On the official YouTube blog last week, the video-sharing platform unveiled plans to release a new automatic software to “more consistently apply age restrictions” on videos deemed inappropriate for younger viewers. Motivated by recent concerns about children on the app, the new system is based around machine-learning artificial intelligence software with the ability to forgo human moderators for a more automatic process. The issue? YouTube’s automated systems have been accused of singling out LGBTQ+ content and creators simply for existing. “Machine learning is informed by and created by humans, and it’s possible to have those biases inherent in it or learned by the machine itself,” YouTuber Rowan Ellis said in a phone interview with Lifewire. “Its bias in regard to [LGBTQ+] content has been evident in the previous experiences of [LGBTQ+] YouTubers, and I haven’t seen evidence that anything has been done to stop it happening.”

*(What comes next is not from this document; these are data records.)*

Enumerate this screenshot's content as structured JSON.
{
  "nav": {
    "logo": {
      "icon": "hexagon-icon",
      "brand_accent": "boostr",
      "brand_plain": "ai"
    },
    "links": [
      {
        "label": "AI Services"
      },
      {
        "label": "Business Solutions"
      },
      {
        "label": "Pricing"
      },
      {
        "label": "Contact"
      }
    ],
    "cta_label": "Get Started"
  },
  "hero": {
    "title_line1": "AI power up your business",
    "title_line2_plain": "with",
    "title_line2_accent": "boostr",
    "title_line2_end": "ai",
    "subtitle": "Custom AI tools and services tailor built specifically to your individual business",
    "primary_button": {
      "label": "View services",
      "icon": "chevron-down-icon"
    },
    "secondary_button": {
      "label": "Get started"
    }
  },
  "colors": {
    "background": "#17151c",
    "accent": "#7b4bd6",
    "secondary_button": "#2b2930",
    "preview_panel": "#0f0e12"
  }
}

Baby, Now We Got Bad Blood

Ellis is a YouTuber who creates educational content with a feminist and queer bent, and in 2017 she published a video on the company’s restricted mode. As an initial foray into automatic content moderation, this mode allowed users to optionally pre-screen “potentially mature content” from search suggestions and recommendations. Garnering over 100,000 views, she believes there was a conscious effort to preclude her channel from restriction due to her vocal opposition against the excesses of YouTube’s new step toward moderation. Other users on the platform were not so lucky, and they made YouTube know it. A class-action lawsuit against YouTube was filed in August 2019 by a group of eight LGBTQ+ creators who accused the Silicon Valley company of restricting queer and trans video makers and content. The lawsuit alleges the site uses “unlawful content regulation, distribution, and monetization practices that stigmatize, restrict, block, demonetize and financially harm the LGBT Plaintiffs and the greater LGBT Community.” It’s still making its way through the California courts. In June of that same year, the platform received a flood of media attention after refusing to swiftly reprimand popular conservative commentator Steven Crowder for a months-long, homophobic harassment campaign against Vox journalist and host Carlos Maza. This cemented what Ellis said is a pattern with the online platform of ignoring the unique challenges queer creators face. LGBTQ+ creators’ lack of faith in YouTube’s ability to show up for them is not without merit. “I don’t think they’ve understood the need for there to be transparency in regard to social issues and ensuring equality,” she said. “There are still children all around the world who have grown up with the idea that being gay is wrong, and when they start to question that belief, but find it shut down by a safe search or restriction, it will reinforce this idea that it is wrong, inappropriate, adult, perverse, and dirty.”

Failing to Auto-Learn

With its sordid history regarding LGBTQ+ content creators on its platform, worries about the implementation of the machine learning software’s ability to discern greater norms still looms. Don Heider, Executive Director at the Markkula Center for Applied Ethics, suggests the potential for folly is too great a risk to gamble. “It’s difficult to believe that AI can effectively govern content from multiple countries with different cultural norms and standards,” he wrote in an email interview. “AI is too often seen as the answer to complex questions. At this point, AI and the way it is created struggles to deal with even simple tasks, let alone any content moderation with any level of complexity.” YouTube decided on the use of AI technology because of a lack of consistent moderation by human moderators, according to its blog. Increasing its use of computerized filters to take down videos deemed unsuitable became the norm, and implementing the same procedures for its age-restriction policies is seen as a logical next step.  As a company seeking to gradually improve its processes after long-standing criticisms regarding its relationship to child consumers, this decision comes as no surprise. Children have become a key demographic for the video-sharing site. In August, digital-video analytics firm Tubular found that, apart from music videos, content aimed at children topped the month-end list for most viewed videos on YouTube. The company’s interest in protecting this lucrative, emerging powerhouse on the platform makes sense. However, the tools used to enforce this protection remains discomforting for those who have already found themselves downstream of the company’s moderation procedures. “My worry is that it will do a lot of harm and not protect [LGBTQ+] youth who need informative, frank, and honest content that a lot of [LGBTQ+] YouTubers might provide, but gets flagged in its system as inappropriate,” Ellis said. “Even if it’s not malicious, which I don’t think it is, it is a lack of input from diverse voices—or at least a lack of respect. “We see that all the time in tech. When you’re looking at facial recognition failing to differentiate different Black faces, or when we look at medicine and see that medication has only been tested on a particular gender. These are larger conversations, and YouTube is not exempt from that.”